Beaver - 1121.8 ~ 1.4 feet over
Table Rock - 916.5 ~ 1.5 feet over
Bull Shoals - 567.6 ~ 3.6 feet over
Norfork - 555.7 ~ 3.7 feet over
It appears the plan is to get them down as quickly as possible thus lots of generation for the tailwaters. Beaver isn't running too much, Table Rock is generating all 4 units, Bull Shoals is running 7 units and Norfork 2 units during the day. We should expect the same till lake levels draw close to power pool.
For Taneycomo, that means heavy generation for at least 4 or 5 days. By next weekend, we should see a repreive to at least portions of the day seeing less than full tilt to no generation during the middle of the day. That's been the pattern at least. Just don't hold me to it. You never know with the Corp. In their behalf, they have a very hard job guessing what mother nature is going to throw at us.
I've been getting out pretty much everyday, boating to the dam and fishing the high water using, of course, white jigs. This isn't the only technique that's catching fish at the dam. Drifting a variety of flies is working too as well as small crank baits and spoons. Scuds, which is a freshwater shrimp pattern. When the water is down, we use smaller sizes but with this volumn of water, the size is bumped up. Scuds in #14's to #10's -- gray, olive and tan. San Juan worm in red, brown and tan. Egg flies in peach, yellow, white and fl. orange. Anything you use here has to be on the bottom - that's where the fish are holding. Sometimes they will come up for a floating shad but for the most part, they're on the bottom holding out of the current.

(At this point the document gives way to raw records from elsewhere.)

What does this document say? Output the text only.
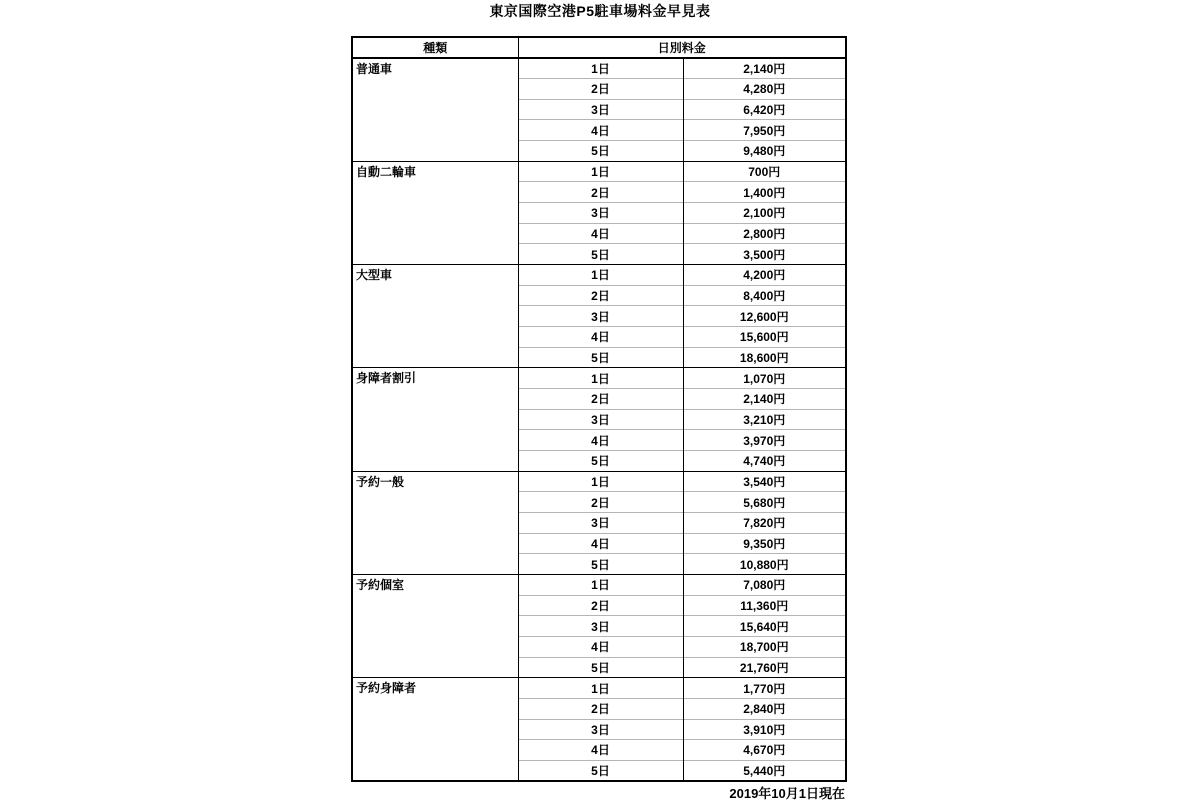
東京国際空港P5駐車場料金早見表
種類	日別料金	
普通車	1日	2,140円
	2日	4,280円
	3日	6,420円
	4日	7,950円
	5日	9,480円
自動二輪車	1日	700円
	2日	1,400円
	3日	2,100円
	4日	2,800円
	5日	3,500円
大型車	1日	4,200円
	2日	8,400円
	3日	12,600円
	4日	15,600円
	5日	18,600円
身障者割引	1日	1,070円
	2日	2,140円
	3日	3,210円
	4日	3,970円
	5日	4,740円
予約一般	1日	3,540円
	2日	5,680円
	3日	7,820円
	4日	9,350円
	5日	10,880円
予約個室	1日	7,080円
	2日	11,360円
	3日	15,640円
	4日	18,700円
	5日	21,760円
予約身障者	1日	1,770円
	2日	2,840円
	3日	3,910円
	4日	4,670円
	5日	5,440円
2019年10月1日現在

I believe there was a run of thread fin shad that flowed through the turbines at Table Rock dam late last week, a tasty meal for our trout below the dam. I don't think it was a big run but big enough to trigger a feeding frenzy, hitting anything white we threw at them. For the first part of this week, fishing was great. Lots of nice rainbows and a few browns all caught on white jigs. Now that they're running all 4 units, it's gotten alittle tougher simply because it's harder to get a jig down to the bottom and harder to feel the bite. Add cold wind and it really gets tough.
The frequency shad come through the dam is unknown. There's not a pattern or circumstance that we can watch and guess when this may happen. But there's a good chance we may see spirts of shad flow through for the next month or we may not see any more shad. We'll see.
Below Fall Creek, boaters are still doing well drifting Gulp eggs, night crawlers and minnows. But the best fishing seems to be down lake from Monkey Island down through the bridges. One good reason is the volumn of water we're seeing. That and this is the area where most of the rainbows are stocked. Bill Babler fished with a client the other day. They tried up below the dam for a couple of hours and did fair. It was when the wind was blowing uplake, making it hard for the client to feel the bites. So they boated down to the Landing and caught some real nice rainbows using a jig and float, setting the jig 5-6 feet deep. Bill likes using pink jigs... because the do work.
Rainbows are still running good size. We're still catching quite a few male rainbows. Not seeing many browns, even at the dam.